You meet dozens of boys at bars, chant
I love you I love you I love you and hope
one of them would say it back. No one
does. Instead you eat the image of him
reflected in the mirror above the sink
after a shower taken hastily together,
reeking of some floral and pepper scent
that your mother bought. You touch
your hips and feel him there, all dead
weight lonely. Above your navel, his
fingerprints.
The Lady Without Camelias, (1953)
For M
I could not look away the night you
pulled the long sleeve of your shirt
back from your wrist and sliced the
skin open. I couldn’t understand what
I was immediately seeing: a deep
cut and then a bloom of red and then
so much of it, an entire field. I wanted
to see inside of you, but not like this,
oh god, not like this, where you could
have been fashioned from velvet. Night
after night, over grainy Skype calls,
you’d take the blade to your skin and
cut in deep and hard, like you were
digging for something infinitely more
precious than gold.
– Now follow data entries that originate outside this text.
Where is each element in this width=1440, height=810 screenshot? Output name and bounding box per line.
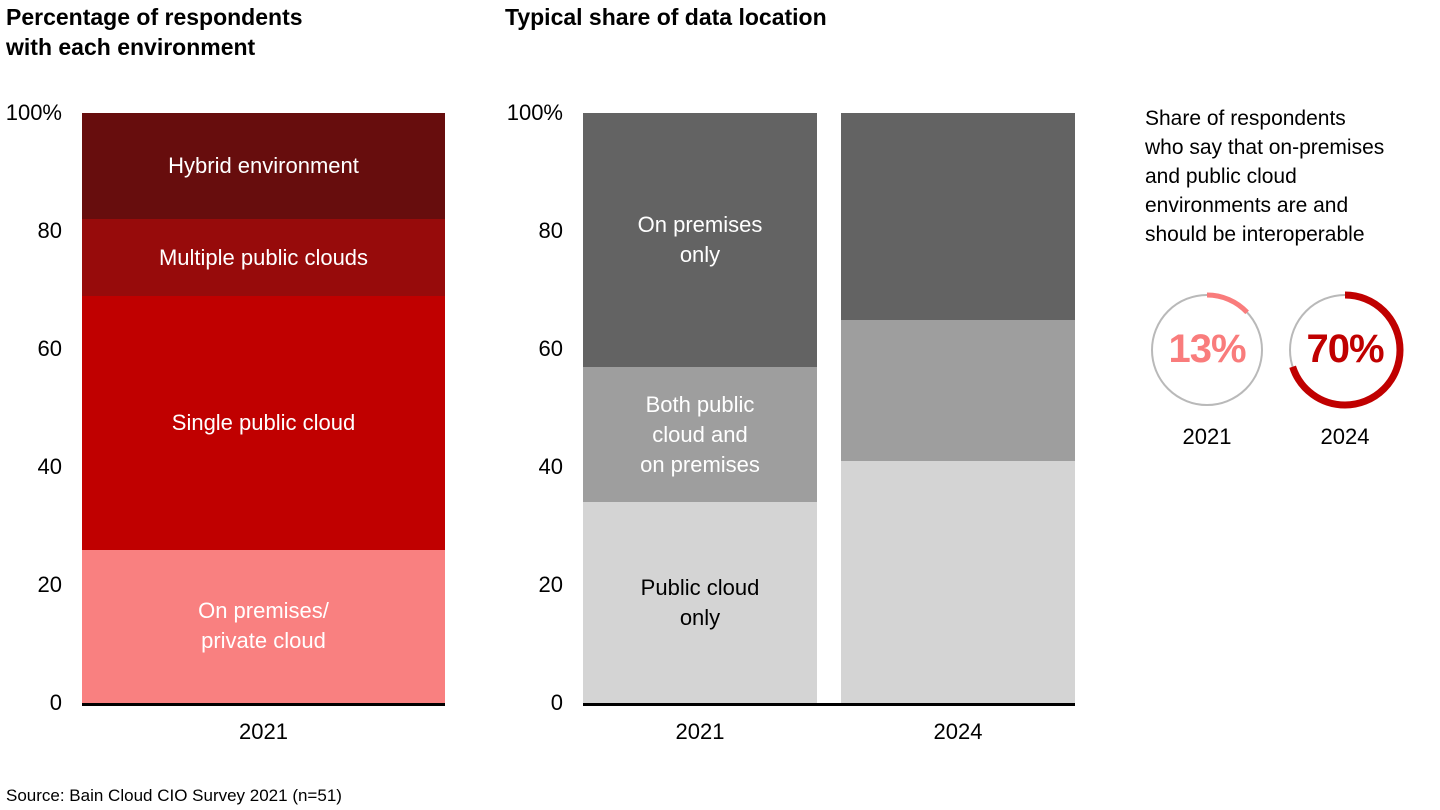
y-axis-tick-100: 100% (5, 100, 62, 125)
segment-both-public-cloud-and-on-premises: Both public cloud and on premises (583, 366, 817, 503)
segment-hybrid-environment: Hybrid environment (82, 113, 445, 220)
segment-label-multiple-public-clouds: Multiple public clouds (158, 244, 369, 270)
interoperability-panel: Share of respondents who say that on-pre… (1145, 105, 1440, 450)
donut-percentage-2021: 13% (1168, 327, 1246, 372)
y-axis-tick-0: 0 (550, 690, 563, 715)
x-axis-label-2021: 2021 (239, 719, 288, 744)
y-axis-tick-20: 20 (538, 572, 563, 597)
y-axis-tick-40: 40 (37, 454, 62, 479)
stacked-bar-2024 (841, 113, 1075, 703)
data-location-stacked-bar-chart: 0 20 40 60 80 100% Public cloud only Both publi… (507, 101, 1075, 744)
x-axis-line (583, 703, 1075, 706)
y-axis-tick-60: 60 (37, 336, 62, 361)
middle-chart-title: Typical share of data location (505, 4, 827, 30)
environment-stacked-bar-chart: 0 20 40 60 80 100% On premises/ private cloud S… (6, 101, 445, 744)
segment-on-premises-only (841, 113, 1075, 320)
donut-ring-2021: 13% (1145, 288, 1269, 412)
y-axis-tick-80: 80 (37, 218, 62, 243)
x-axis-line (82, 703, 445, 706)
stacked-bar-2021: On premises/ private cloud Single public … (82, 113, 445, 703)
segment-label-on-premises-only: On premises only (637, 211, 763, 267)
segment-public-cloud-only: Public cloud only (583, 502, 817, 703)
segment-single-public-cloud: Single public cloud (82, 295, 445, 550)
y-axis-tick-100: 100% (506, 100, 563, 125)
y-axis-tick-60: 60 (538, 336, 563, 361)
donut-percentage-2024: 70% (1306, 327, 1384, 372)
left-chart-title: Percentage of respondents with each envi… (6, 4, 303, 61)
donut-year-label-2021: 2021 (1182, 423, 1232, 449)
segment-both-public-cloud-and-on-premises (841, 319, 1075, 462)
donut-2021: 13% 2021 (1145, 288, 1269, 450)
y-axis-tick-0: 0 (49, 690, 62, 715)
segment-label-both-public-cloud-and-on-premises: Both public cloud and on premises (640, 391, 760, 477)
donut-year-label-2024: 2024 (1320, 423, 1370, 449)
donut-svg (1149, 292, 1265, 408)
interoperability-description: Share of respondents who say that on-pre… (1145, 107, 1385, 246)
x-axis-label-2024: 2024 (933, 719, 983, 744)
donut-ring-2024: 70% (1283, 288, 1407, 412)
donut-svg (1286, 291, 1404, 409)
y-axis-tick-40: 40 (538, 454, 563, 479)
x-axis-label-2021: 2021 (675, 719, 725, 744)
source-note: Source: Bain Cloud CIO Survey 2021 (n=51… (6, 786, 342, 805)
segment-label-on-premises-private-cloud: On premises/ private cloud (198, 598, 329, 654)
segment-multiple-public-clouds: Multiple public clouds (82, 219, 445, 296)
segment-label-single-public-cloud: Single public cloud (171, 409, 356, 435)
segment-on-premises-private-cloud: On premises/ private cloud (82, 549, 445, 703)
segment-on-premises-only: On premises only (583, 113, 817, 367)
y-axis-tick-80: 80 (538, 218, 563, 243)
donut-2024: 70% 2024 (1283, 288, 1407, 450)
segment-label-public-cloud-only: Public cloud only (640, 574, 760, 630)
donut-group: 13% 2021 70% 2024 (1145, 288, 1440, 450)
donut-progress-arc (1149, 292, 1265, 408)
segment-label-hybrid-environment: Hybrid environment (168, 153, 359, 179)
stacked-bar-2021: Public cloud only Both public cloud and o… (583, 113, 817, 703)
donut-progress-arc (1286, 291, 1404, 409)
y-axis-tick-20: 20 (37, 572, 62, 597)
segment-public-cloud-only (841, 461, 1075, 703)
I scour the internet
for discounted plane tickets but I am
always drawn back to the ring of scars
leading up your arms and the wrists I
love so much. You fall in love with the
way your skin opens and closes. We
used to be a miracle. Will your skin
fall apart in my hands? If we were wild
things I would wear your skin and you
would wear mine. I hold my breath when
my screen shows me your face. You
are so far away. Each scar, meridian.